Anyway I think you have the exact same problem as me.
I used to get headaches every other day. I didnt know what caused them because I didnt sleep right, eat right, drink right, my parents were always drunk and yelling, tv was always on loud, it could have been anything. I took advil and sometimes it works sometimes to no avail.
Then I moved away from my parents and my headaches went down to about two a month. Amazing difference. I started realizing a pattern. My headache are always in my left temple throbbing away. I changed my eating, sleeping, exercising and sleeping habits to much better ones and I still would get them.
I started studying and studying and found out ( oh brain tumors are very very rare btw) that my headaches are caused by the way I perceive stress. Meaning when theres a stressful situation , its how I take it in, what I think of it. Example my parents are drunk and yelling at each other, me: "god this is happening again, i can never do my homework, I need to break it up before it starts getting bloody again, why cant I live in a normal house where this doesnt happen.." then i start thinking about how some other families dont have to deal with what I deal with and it would make me sad or whatever. Anyway I was conditioned into everytime I SAW alcohol I became sad. Ive also been conditioned into thinking that everytime i take advil, its helping (if i was given a fake advil then it would have the same effect on me 'placebo effect')

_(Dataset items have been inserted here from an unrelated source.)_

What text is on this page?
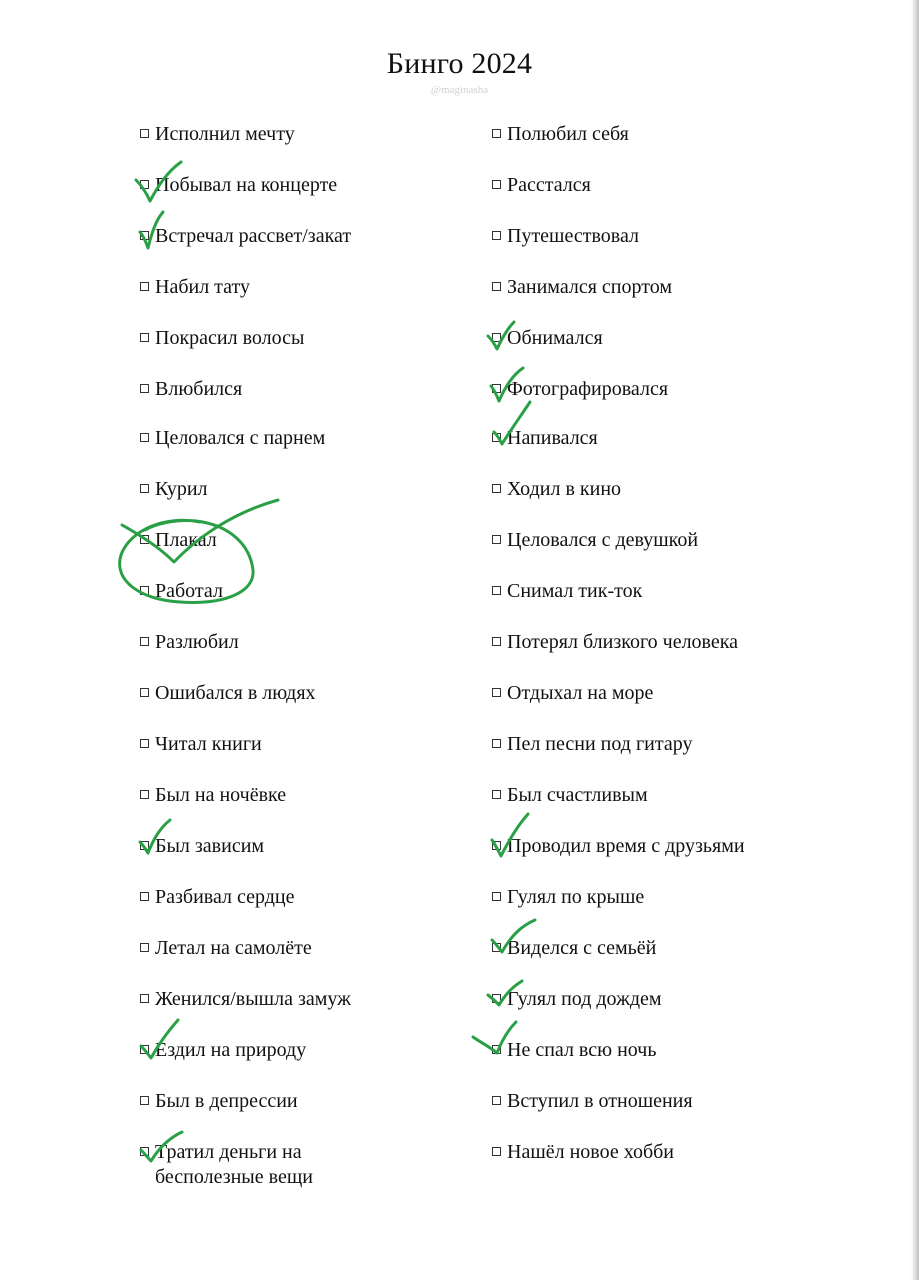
Бинго 2024
@maginasha
Исполнил мечту
Побывал на концерте
Встречал рассвет/закат
Набил тату
Покрасил волосы
Влюбился
Целовался с парнем
Курил
Плакал
Работал
Разлюбил
Ошибался в людях
Читал книги
Был на ночёвке
Был зависим
Разбивал сердце
Летал на самолёте
Женился/вышла замуж
Ездил на природу
Был в депрессии
Тратил деньги на бесполезные вещи
Полюбил себя
Расстался
Путешествовал
Занимался спортом
Обнимался
Фотографировался
Напивался
Ходил в кино
Целовался с девушкой
Снимал тик-ток
Потерял близкого человека
Отдыхал на море
Пел песни под гитару
Был счастливым
Проводил время с друзьями
Гулял по крыше
Виделся с семьёй
Гулял под дождем
Не спал всю ночь
Вступил в отношения
Нашёл новое хобби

anyway point is, when I get overemotional and overreact about bills not being paid or something that can be easily solved I stress out and get a fu(king headache. When I take things slow and Im like "okay they say i didnt pay it but im sure I did, im going to check my records and give them a call and it will all be fixed.." then i dont get headaches! When i moved out of my parents house the stress was massively reduced and I got less headaches though I didnt know why but after I took a psychology class I became way more self aware and can manipulate my thoughts to stop myself from stressing out and overreacting.
Sometimes i still get them for seemingly no reason but not nearly as often.